Cortical Messaging Protocol

We use a common messaging protocol that all components (LMs, SMs, and motor systems) adhere to. This makes it possible for all components to communicate with each other and to combine them arbitrarily. The CMP defines what information the outputs of SMs and LMs need to contain.

In short, a CMP-compliant output contains features at a pose. The pose contains a location in 3D space (naturally including 1D or 2D space) and represents where the sensed features are relative to the body, or another common reference point such as a landmark in the environment. The pose also includes information about the feature's 3D rotation. Additionally, the output can contain features that are independent of the object's pose such as color, texture, temperature (from the SM) or object ID (from the LM).

Besides features and their poses, the standard message packages also include information about the sender's ID (e.g. the particular sensor module) and a confidence rating.

The inputs and outputs of the system (raw sensory input to the SM and motor command outputs from the policy) can have any format and do not adhere to any messaging protocol. They are specific to the agents sensors and actuators and represent the systems interface with the environment.

The lateral votes between learning modules communicate unions of possible poses and objects. They do not contain any information about 'features' from the perspective of that learning module's level of hierarchical processing. In other words, while an LM's object ID might be a feature at higher levels of processing, lateral votes do not send information about the features which that learning module itself has received. We further note that the vote output from one LM can also include multiple CMP message packages, representing multiple possible hypotheses.

At no point do we communicate structural model information between learning modules. What happens within a learning module does not get communicated to any other modules and we never share the models stored in an LMs memory.

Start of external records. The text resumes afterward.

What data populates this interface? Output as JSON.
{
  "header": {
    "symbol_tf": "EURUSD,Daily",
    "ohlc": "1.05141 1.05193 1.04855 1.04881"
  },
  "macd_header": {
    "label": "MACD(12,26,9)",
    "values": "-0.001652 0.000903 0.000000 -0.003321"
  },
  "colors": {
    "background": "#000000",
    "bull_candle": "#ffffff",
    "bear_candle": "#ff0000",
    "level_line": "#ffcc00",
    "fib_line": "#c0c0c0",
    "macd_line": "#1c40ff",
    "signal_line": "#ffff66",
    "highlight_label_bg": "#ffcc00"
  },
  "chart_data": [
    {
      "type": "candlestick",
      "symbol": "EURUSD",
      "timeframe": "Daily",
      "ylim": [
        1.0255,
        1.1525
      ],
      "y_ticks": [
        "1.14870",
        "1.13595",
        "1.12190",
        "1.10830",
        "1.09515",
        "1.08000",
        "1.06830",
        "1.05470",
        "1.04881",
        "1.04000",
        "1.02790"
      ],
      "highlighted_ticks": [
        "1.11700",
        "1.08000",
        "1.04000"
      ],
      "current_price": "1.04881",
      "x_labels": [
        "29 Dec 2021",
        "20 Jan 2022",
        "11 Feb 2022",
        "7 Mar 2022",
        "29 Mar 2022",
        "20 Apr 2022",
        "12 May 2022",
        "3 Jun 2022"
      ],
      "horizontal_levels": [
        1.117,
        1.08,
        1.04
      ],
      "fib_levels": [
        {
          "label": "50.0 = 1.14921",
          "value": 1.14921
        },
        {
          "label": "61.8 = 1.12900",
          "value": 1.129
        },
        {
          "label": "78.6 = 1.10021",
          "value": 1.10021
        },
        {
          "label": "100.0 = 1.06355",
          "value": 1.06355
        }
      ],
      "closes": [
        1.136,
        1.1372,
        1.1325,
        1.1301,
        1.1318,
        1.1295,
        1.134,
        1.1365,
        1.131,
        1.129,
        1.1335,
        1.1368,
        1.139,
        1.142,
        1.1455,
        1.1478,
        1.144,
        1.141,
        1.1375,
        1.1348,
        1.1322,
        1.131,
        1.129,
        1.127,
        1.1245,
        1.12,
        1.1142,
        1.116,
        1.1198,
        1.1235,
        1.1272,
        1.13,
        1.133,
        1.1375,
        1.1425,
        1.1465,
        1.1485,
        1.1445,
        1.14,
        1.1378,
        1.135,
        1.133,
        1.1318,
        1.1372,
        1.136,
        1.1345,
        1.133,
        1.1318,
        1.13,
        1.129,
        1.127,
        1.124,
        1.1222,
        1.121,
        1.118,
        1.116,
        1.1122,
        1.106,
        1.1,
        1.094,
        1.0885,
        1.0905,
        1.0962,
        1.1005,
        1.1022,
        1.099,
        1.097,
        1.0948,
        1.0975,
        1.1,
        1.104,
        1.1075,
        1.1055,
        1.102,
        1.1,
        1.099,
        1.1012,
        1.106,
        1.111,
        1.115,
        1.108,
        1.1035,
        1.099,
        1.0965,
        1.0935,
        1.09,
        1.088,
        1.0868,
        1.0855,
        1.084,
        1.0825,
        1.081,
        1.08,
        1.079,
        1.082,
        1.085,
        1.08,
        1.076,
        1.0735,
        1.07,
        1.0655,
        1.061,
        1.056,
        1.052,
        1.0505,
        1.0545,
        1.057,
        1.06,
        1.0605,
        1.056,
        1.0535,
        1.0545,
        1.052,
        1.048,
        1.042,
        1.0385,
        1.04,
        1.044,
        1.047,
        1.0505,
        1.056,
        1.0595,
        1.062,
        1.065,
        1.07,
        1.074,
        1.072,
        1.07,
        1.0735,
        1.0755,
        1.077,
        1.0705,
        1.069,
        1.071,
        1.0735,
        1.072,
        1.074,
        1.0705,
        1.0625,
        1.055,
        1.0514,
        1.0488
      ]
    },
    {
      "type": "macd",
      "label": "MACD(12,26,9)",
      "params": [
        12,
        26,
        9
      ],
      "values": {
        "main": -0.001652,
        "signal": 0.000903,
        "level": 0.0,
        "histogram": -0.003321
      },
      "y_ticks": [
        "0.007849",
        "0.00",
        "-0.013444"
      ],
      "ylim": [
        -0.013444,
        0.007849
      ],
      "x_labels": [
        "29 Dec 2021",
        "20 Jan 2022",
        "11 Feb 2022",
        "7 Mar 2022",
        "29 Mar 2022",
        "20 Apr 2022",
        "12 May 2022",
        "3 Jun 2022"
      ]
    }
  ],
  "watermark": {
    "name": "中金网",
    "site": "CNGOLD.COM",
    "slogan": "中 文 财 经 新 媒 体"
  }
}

Communication between components (SMs, LMs, and motor systems) happens in a common reference frame (e.g. relative to the body). This makes it possible for all components to meaningfully interpret the pose information they receive. Internally, LMs then calculate displacements between consecutive poses and map them into the model's reference frame. This makes it possible to detect objects independently of their pose.

The common reference frame also supports voting operations accounting for the relative displacement of sensors, and therefore LM models. For example, when two fingers touch a coffee mug in two different parts, one might sense the rim, while the other senses the handle. As such, 'coffee mug' will be in both of their working hypotheses about the current object. When voting however, they do not simply communicate 'coffee mug', but also where on the coffee mug other learning modules should be sensing it, according to their relative displacements. As a result, voting is not simply a 'bag-of-features' operation, but is dependent on the relative arrangement of features in the world.

By using a common messaging protocol between sensor modules and learning modules, the system can easily be scaled in multiple dimensions. This provides a straightforward way for dealing with multiple sensory inputs from multiple modalities. Using multiple learning modules next to each other can improve robustness through votes between them. Additionally, stacking learning modules on top of each other allows for more complex, hierarchical processing of inputs and modeling compositional objects.